‘Ava’ from the 2014 Alex Garland film ExMachina. Credit: A24
Greetings, humans.
On a recent trip to San Francisco, I was struck by two things. One, the absolute glut of billboards trumpeting all the ways AI is going to transform our lives for the better. Two, the lack of basic infrastructure and social services needed to support the city’s human population.
In a city filled with self-driving taxis and apps for opening apartment doors, why haven’t we figured out how to make public transit accessible and housing affordable? Why did I have to go to three different pharmacies to get a basic prescription filled?
I’m increasingly convinced that the reason lies, in part, with the stories we are telling about technology—stories that celebrate individual creativity, capitalistic growth, traditional gender roles, and the subjugation of less intelligent (human) beings.
That’s why I’m thrilled to bring you an interview with Nina Beguš. Beguš is researcher and lecturer at UC Berkeley who spends a lot of time thinking about how fictional narratives are shaping AI—and wants us to pull our collective imaginations out of the sexy/killer robot trope and write some better stories.
It’s a long read, but one that goes well with a plate of leftover turkey and mashed potatoes, so dig in.

A literary scholar explains how ancient myths shape modern AI
There’s a story that’s been with us for thousands of years, told and retold across space and time. It goes something like this: A man carves a statue of the perfect woman, then falls in love with it. With a bit of divine intervention, this artificial being is brought to life.
Nina Beguš, a researcher at the University of California, Berkeley with a PhD in comparative literature, sees this narrative template—which in Western literature has roots in the ancient Greek myth of Pygmalion—popping up in a surprising place: Siri, ChatGPT, and the other so-called “AI” tools taking the world by storm. As Beguš argues in her new book Artificial Humanities: A Fictional Perspective on Language in AI, the Pygmalion myth is one of the main tropes technology developers fall back on when designing new AI systems. It’s a big reason these systems are so often feminine, submissive, syncophantic, and even sexy.
To Beguš, the power of fiction to shape emerging AI technology should not be dismissed. Rather, it calls for an entirely new field of study, the Artificial Humanities, which brings philosophers, literary scholars, historians, gender studies experts, and other humanists to the table of AI development. Without their participation, Beguš worries that the most obvious cultural memes, from ancient mythology to Hollywood science fiction—killer robots, sexy voice assistants, even the idea that humanity represents the pinnacle of intelligence—will limit our collective imagination of what AI can be. “In order to shed off the Pygmalionesque ballast we all implicitly foster, we need the humanities at the table,” Beguš writes.

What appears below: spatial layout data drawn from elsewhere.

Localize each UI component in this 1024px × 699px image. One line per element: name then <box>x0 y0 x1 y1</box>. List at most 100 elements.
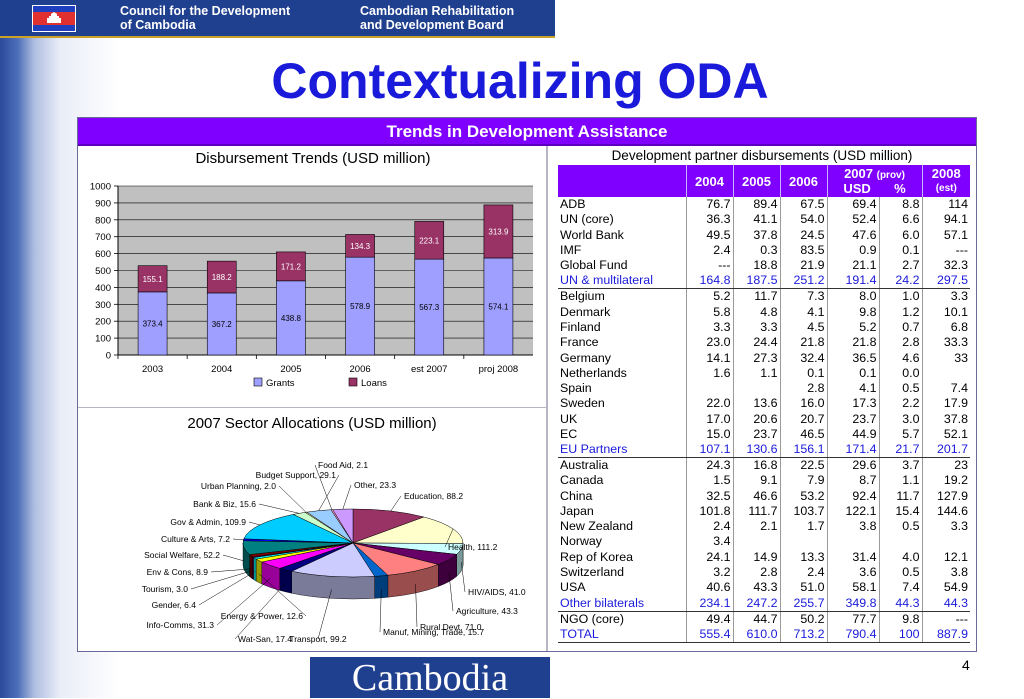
table-cell: 1.1 <box>879 473 922 488</box>
table-cell: 555.4 <box>686 627 733 643</box>
table-cell: --- <box>922 611 970 627</box>
table-cell: 3.2 <box>686 565 733 580</box>
table-cell: 247.2 <box>733 596 780 612</box>
table-cell: 19.2 <box>922 473 970 488</box>
pie-wall <box>254 558 257 582</box>
table-cell: 54.0 <box>780 212 827 227</box>
pie-slice-label: Wat-San, 17.4 <box>238 634 292 644</box>
pie-wall <box>250 555 253 579</box>
row-label: World Bank <box>558 228 686 243</box>
table-cell: 76.7 <box>686 197 733 212</box>
table-cell: 1.2 <box>879 304 922 319</box>
pie-slice-label: Agriculture, 43.3 <box>456 606 518 616</box>
table-cell: 8.0 <box>827 289 879 305</box>
row-label: UN & multilateral <box>558 273 686 289</box>
table-cell: 0.1 <box>879 243 922 258</box>
y-tick-label: 700 <box>95 232 111 243</box>
partner-disbursement-table: 2004 2005 2006 2007 (prov) USD % 2008 (e… <box>558 165 970 643</box>
row-label: IMF <box>558 243 686 258</box>
y-tick-label: 100 <box>95 334 111 345</box>
table-cell: 4.0 <box>879 550 922 565</box>
table-cell: 44.3 <box>879 596 922 612</box>
table-cell: 100 <box>879 627 922 643</box>
table-cell: 69.4 <box>827 197 879 212</box>
table-cell: 4.8 <box>733 304 780 319</box>
table-cell: 6.8 <box>922 320 970 335</box>
pie-slice-label: Culture & Arts, 7.2 <box>161 534 230 544</box>
y-tick-label: 300 <box>95 300 111 311</box>
row-label: Finland <box>558 320 686 335</box>
table-cell: 12.1 <box>922 550 970 565</box>
table-title: Development partner disbursements (USD m… <box>548 148 976 163</box>
table-cell: 40.6 <box>686 580 733 595</box>
table-cell: 53.2 <box>780 488 827 503</box>
table-cell: 7.4 <box>922 381 970 396</box>
table-cell: 32.5 <box>686 488 733 503</box>
table-cell: 23 <box>922 458 970 474</box>
pie-slice-label: Social Welfare, 52.2 <box>144 550 220 560</box>
table-cell: 51.0 <box>780 580 827 595</box>
header-2007-pct: % <box>894 181 906 196</box>
pie-slice-label: Bank & Biz, 15.6 <box>193 499 256 509</box>
table-cell: 114 <box>922 197 970 212</box>
table-cell: 1.7 <box>780 519 827 534</box>
row-label: China <box>558 488 686 503</box>
table-cell: 36.5 <box>827 350 879 365</box>
table-cell: 27.3 <box>733 350 780 365</box>
table-cell: 107.1 <box>686 442 733 458</box>
row-label: Sweden <box>558 396 686 411</box>
pie-slice-label: Transport, 99.2 <box>289 634 347 644</box>
table-cell: 2.4 <box>686 519 733 534</box>
table-cell: 2.8 <box>780 381 827 396</box>
table-cell: 3.4 <box>686 534 733 549</box>
table-cell: 191.4 <box>827 273 879 289</box>
y-tick-label: 200 <box>95 317 111 328</box>
table-cell: 171.4 <box>827 442 879 458</box>
legend-swatch-loans <box>349 378 357 386</box>
table-cell: 8.8 <box>879 197 922 212</box>
table-cell: 2.8 <box>879 335 922 350</box>
table-cell: 20.7 <box>780 412 827 427</box>
table-cell: 15.0 <box>686 427 733 442</box>
table-cell: 3.3 <box>922 289 970 305</box>
table-cell: 0.5 <box>879 381 922 396</box>
table-cell: 0.1 <box>827 366 879 381</box>
table-cell: 4.6 <box>879 350 922 365</box>
table-cell: 7.3 <box>780 289 827 305</box>
table-cell: 2.4 <box>686 243 733 258</box>
bar-value-label: 171.2 <box>281 262 302 271</box>
pie-slice-label: Gov & Admin, 109.9 <box>170 517 246 527</box>
table-cell: 23.7 <box>827 412 879 427</box>
row-label: EC <box>558 427 686 442</box>
pie-leader-line <box>391 496 401 511</box>
table-cell: 130.6 <box>733 442 780 458</box>
row-label: Netherlands <box>558 366 686 381</box>
table-cell: 32.3 <box>922 258 970 273</box>
pie-slice-label: Env & Cons, 8.9 <box>147 567 209 577</box>
table-cell: 41.1 <box>733 212 780 227</box>
y-tick-label: 0 <box>106 351 111 362</box>
table-cell: 187.5 <box>733 273 780 289</box>
table-cell: 3.3 <box>922 519 970 534</box>
pie-slice-label: Energy & Power, 12.6 <box>221 611 303 621</box>
header-2008-est: (est) <box>936 183 957 194</box>
page-number: 4 <box>962 657 970 673</box>
row-label: Rep of Korea <box>558 550 686 565</box>
org2-line2: and Development Board <box>360 18 514 32</box>
table-cell: 255.7 <box>780 596 827 612</box>
table-cell: 4.5 <box>780 320 827 335</box>
table-cell: 54.9 <box>922 580 970 595</box>
row-label: ADB <box>558 197 686 212</box>
pie-slice-label: Education, 88.2 <box>404 491 463 501</box>
table-cell: --- <box>686 258 733 273</box>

The Science of Fiction spoke with Beguš about the new field of Artificial Humanities, the feedback loop between fiction and AI development, and how better stories can help us build more useful, ethical, and interesting machines.
The conversation has been edited for length and clarity.
Tell me about your academic background and how it came to intersect with AI?

Credit: Nina Beguš
When I was doing my masters in continental Europe, I saw all these breakthroughs happening in technology. It was ImageNet at the time, and Siri. And I was looking at those breakthroughs and reading literature and saying, ‘Wow, the overlap is so uncanny, what’s going on here?’
Now it might seem obvious to say “Yes, the influence between the world of fiction and the imaginary, the world of ideas, and the world of practice and technology building is definitely there, and it goes both ways.” But at that time, it wasn’t such a given. Especially since people tend to see fiction as not doing any real work in the actual world.
But this is so much not the case. And I think now with AI, that’s really obvious. It’s clear there’s this unprecedented power of fiction, especially in technological spaces, doing actual work on how we build AI and also how we relate to these products.
And so I was thinking about all these stories, and I framed it around the Pygmalion myth. Which is such a bizarre myth: you’re building something, then you fall in love with it, you start to take care of it and there’s this romantic, erotic aspect. It just seemed so bizarre, but so present.
And I looked into different mythologies and folk stories, and you find it everywhere. You find it in Europe, North Africa, on the Silk Road, in Native American folk stories. It’s such an archetypal myth. So in my book, I pretty much limited myself to the Pygmalion myth.
I think the first time that really struck me that something was going on was Siri. It was a woman—all of the early [voice] assistants were women. It had this subservient nature of a helpful assistant. It was trying to be a product that builds rapport with you.
Something that today, 15 years later, we still see with large language models and a lot of other products. We kind of can’t break out of this persona.